Quando se refere às compras (artigo 40), novamente a nova Lei de Licitações e Contratos Administrativos exalta o planejamento, observando, sempre, entre outros requisitos, a expectativa de consumo anual. “De outro lado, o artigo 40 da Lei nº 14.133/21 tende a promover a racionalização de recursos públicos, evitando-se licitações sucessivas (ou quiçá contratações diretas) para adquirir produtos ao longo de meses, por conta de não se ter bem planejadas as necessidades do ano, especialmente diante das aquisições que são certas” [1].

Diversas normas distribuídas ao longo da Lei nº 14.133/2021 equalizam o dever de planejamento, ampliando a eficiência e a economicidade, além de evitar o desperdício de dinheiro público. Para além, o planejamento dissipa a malfadada contratação emergencial, a qual, nada obstante permissivo legal, deve ser evitada, à luz da interpretação conjunta do artigo 73 da Lei nº 14.133/2021 e do artigo 337-E do Código Penal Brasileiro.

Deverá fazer parte da agenda de qualquer Administração Pública uma contratação programada, afastando distopias circunstanciadas e desgarradas do modelo gerencial almejado pela Constituição Federal. Todavia, julgamentos (positivos e negativos) podem e devem ser feitos.
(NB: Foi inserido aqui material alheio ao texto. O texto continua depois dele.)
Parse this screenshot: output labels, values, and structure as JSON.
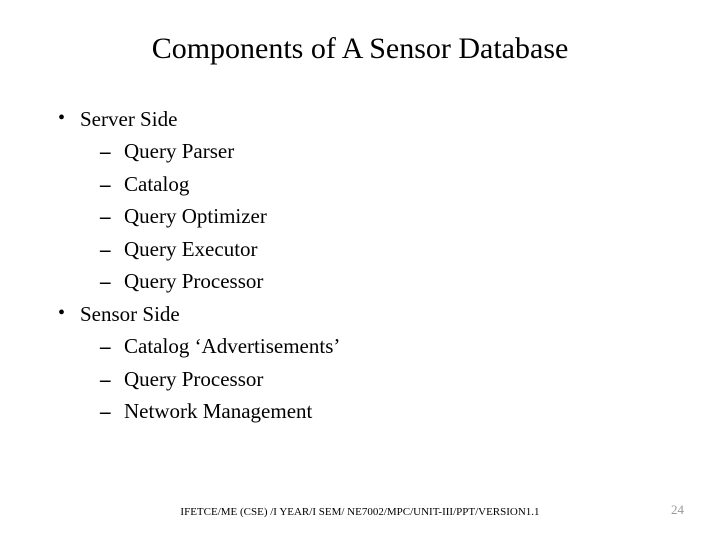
{
  "slide": {
    "title": "Components of A Sensor Database",
    "bullets": [
      {
        "label": "Server Side",
        "children": [
          "Query Parser",
          "Catalog",
          "Query Optimizer",
          "Query Executor",
          "Query Processor"
        ]
      },
      {
        "label": "Sensor Side",
        "children": [
          "Catalog ‘Advertisements’",
          "Query Processor",
          "Network Management"
        ]
      }
    ],
    "footer": "IFETCE/ME (CSE) /I YEAR/I SEM/ NE7002/MPC/UNIT-III/PPT/VERSION1.1",
    "page_number": "24"
  }
}
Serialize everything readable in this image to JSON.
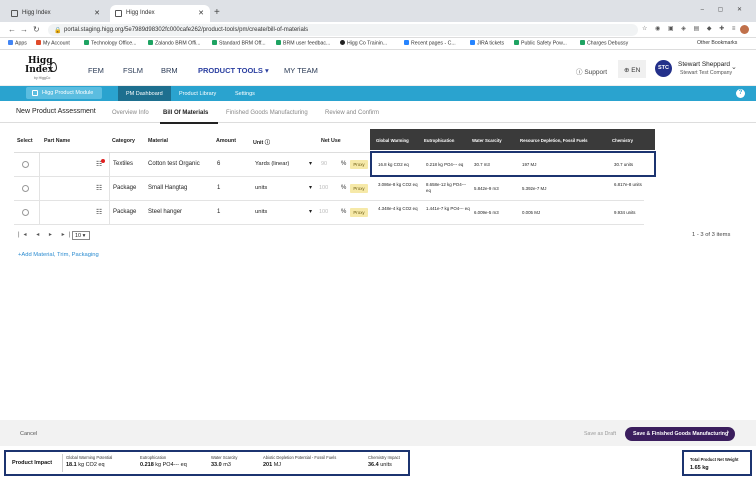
{
  "browser": {
    "tabs": [
      {
        "title": "Higg Index",
        "active": false
      },
      {
        "title": "Higg Index",
        "active": true
      }
    ],
    "url": "portal.staging.higg.org/5e7989d98302fc000cafe262/product-tools/pm/create/bill-of-materials",
    "bookmarks": [
      {
        "label": "Apps",
        "icon": "apps-grid-icon"
      },
      {
        "label": "My Account",
        "icon": "account-icon"
      },
      {
        "label": "Technology Office...",
        "icon": "doc-icon"
      },
      {
        "label": "Zalando BRM Offi...",
        "icon": "doc-icon"
      },
      {
        "label": "Standard BRM Off...",
        "icon": "doc-icon"
      },
      {
        "label": "BRM user feedbac...",
        "icon": "doc-icon"
      },
      {
        "label": "Higg Co Trainin...",
        "icon": "higg-icon"
      },
      {
        "label": "Recent pages - C...",
        "icon": "confluence-icon"
      },
      {
        "label": "JIRA tickets",
        "icon": "jira-icon"
      },
      {
        "label": "Public Safety Pow...",
        "icon": "doc-icon"
      },
      {
        "label": "Charges Debussy",
        "icon": "doc-icon"
      }
    ],
    "other_bookmarks": "Other Bookmarks"
  },
  "header": {
    "logo_line1": "Higg",
    "logo_line2": "Index",
    "logo_sub": "by HiggCo",
    "nav": [
      "FEM",
      "FSLM",
      "BRM",
      "PRODUCT TOOLS ▾",
      "MY TEAM"
    ],
    "support": "Support",
    "lang": "EN",
    "user_initials": "STC",
    "user_name": "Stewart Sheppard",
    "user_company": "Stewart Test Company"
  },
  "subnav": {
    "module": "Higg Product Module",
    "items": [
      "PM Dashboard",
      "Product Library",
      "Settings"
    ],
    "help": "?"
  },
  "steps": {
    "title": "New Product Assessment",
    "items": [
      "Overview Info",
      "Bill Of Materials",
      "Finished Goods Manufacturing",
      "Review and Confirm"
    ]
  },
  "table": {
    "columns": [
      "Select",
      "Part Name",
      "Category",
      "Material",
      "Amount",
      "Unit ⓘ",
      "Net Use"
    ],
    "impact_columns": [
      "Global Warming",
      "Eutrophication",
      "Water Scarcity",
      "Resource Depletion, Fossil Fuels",
      "Chemistry"
    ],
    "rows": [
      {
        "category": "Textiles",
        "material": "Cotton test Organic",
        "amount": "6",
        "unit": "Yards (linear)",
        "net_use": "90",
        "pct": "%",
        "proxy": "Proxy",
        "gw": "16.8 kg CO2 eq",
        "eu": "0.218 kg PO4--- eq",
        "ws": "30.7 m3",
        "rd": "197 MJ",
        "ch": "30.7 units"
      },
      {
        "category": "Package",
        "material": "Small Hangtag",
        "amount": "1",
        "unit": "units",
        "net_use": "100",
        "pct": "%",
        "proxy": "Proxy",
        "gw": "3.086e-8 kg CO2 eq",
        "eu": "8.658e-12 kg PO4--- eq",
        "ws": "5.842e-9 m3",
        "rd": "5.392e-7 MJ",
        "ch": "6.817e-8 units"
      },
      {
        "category": "Package",
        "material": "Steel hanger",
        "amount": "1",
        "unit": "units",
        "net_use": "100",
        "pct": "%",
        "proxy": "Proxy",
        "gw": "4.348e-4 kg CO2 eq",
        "eu": "1.441e-7 kg PO4--- eq",
        "ws": "6.009e-5 m3",
        "rd": "0.005 MJ",
        "ch": "9.934 units"
      }
    ],
    "page_size": "10",
    "page_count": "1 - 3 of 3 items",
    "add_link": "+Add Material, Trim, Packaging"
  },
  "footer": {
    "cancel": "Cancel",
    "save_draft": "Save as Draft",
    "save_next": "Save & Finished Goods Manufacturing"
  },
  "product_impact": {
    "label": "Product Impact",
    "metrics": [
      {
        "title": "Global Warming Potential",
        "value": "18.1",
        "unit": "kg CO2 eq"
      },
      {
        "title": "Eutrophication",
        "value": "0.218",
        "unit": "kg PO4--- eq"
      },
      {
        "title": "Water Scarcity",
        "value": "33.0",
        "unit": "m3"
      },
      {
        "title": "Abiotic Depletion Potential - Fossil Fuels",
        "value": "201",
        "unit": "MJ"
      },
      {
        "title": "Chemistry Impact",
        "value": "36.4",
        "unit": "units"
      }
    ],
    "net_weight_title": "Total Product Net Weight",
    "net_weight_value": "1.65 kg"
  },
  "colors": {
    "accent_blue": "#2aa3cf",
    "nav_active": "#2b3fa0",
    "save_button": "#3b1e5e",
    "highlight_box": "#1c3470",
    "proxy_badge": "#f6e9a8"
  }
}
A crítica ao ideário normativo parte não apenas do excesso de normas que abordam o assunto, amiúde extenuantes, como também da impossibilidade prática de concretização de todo o dever de planejamento que é acobertado pelo manto normativo e que impele, em decorrência do conteúdo imperativo da lei, a obrigatoriedade de obediência irrestrita às normas.

Por essa razão, o planejamento das contratações públicas deve retratar a particularidade de cada órgão ou entidade contratante, respeitando as estruturas de capacidade local, bem assim os recursos humanos existentes. Sendo assim, a quimera de reposicionar os normativos da União nem sempre se apresenta como a melhor medida. É preciso evitar a “catequese normativa da União” [2].

Definitivamente, houve significativo avanço da legislação nesse sentido. A problemática reside em hiperbolizar o planejamento, na busca incessante de uma programação demasiada, inclusive no que concerne às contratações públicas cujo objeto dispensa um excesso de idealização, a qual, se não passível de aplicabilidade prática, tende a distorcer o escopo normativo.

[1] HEINEN, Juliano. Comentários à lei de licitações e contratos administrativos – Lei nº 14.133/2021. Salvador: Juspodivm. 2021, p/ 231.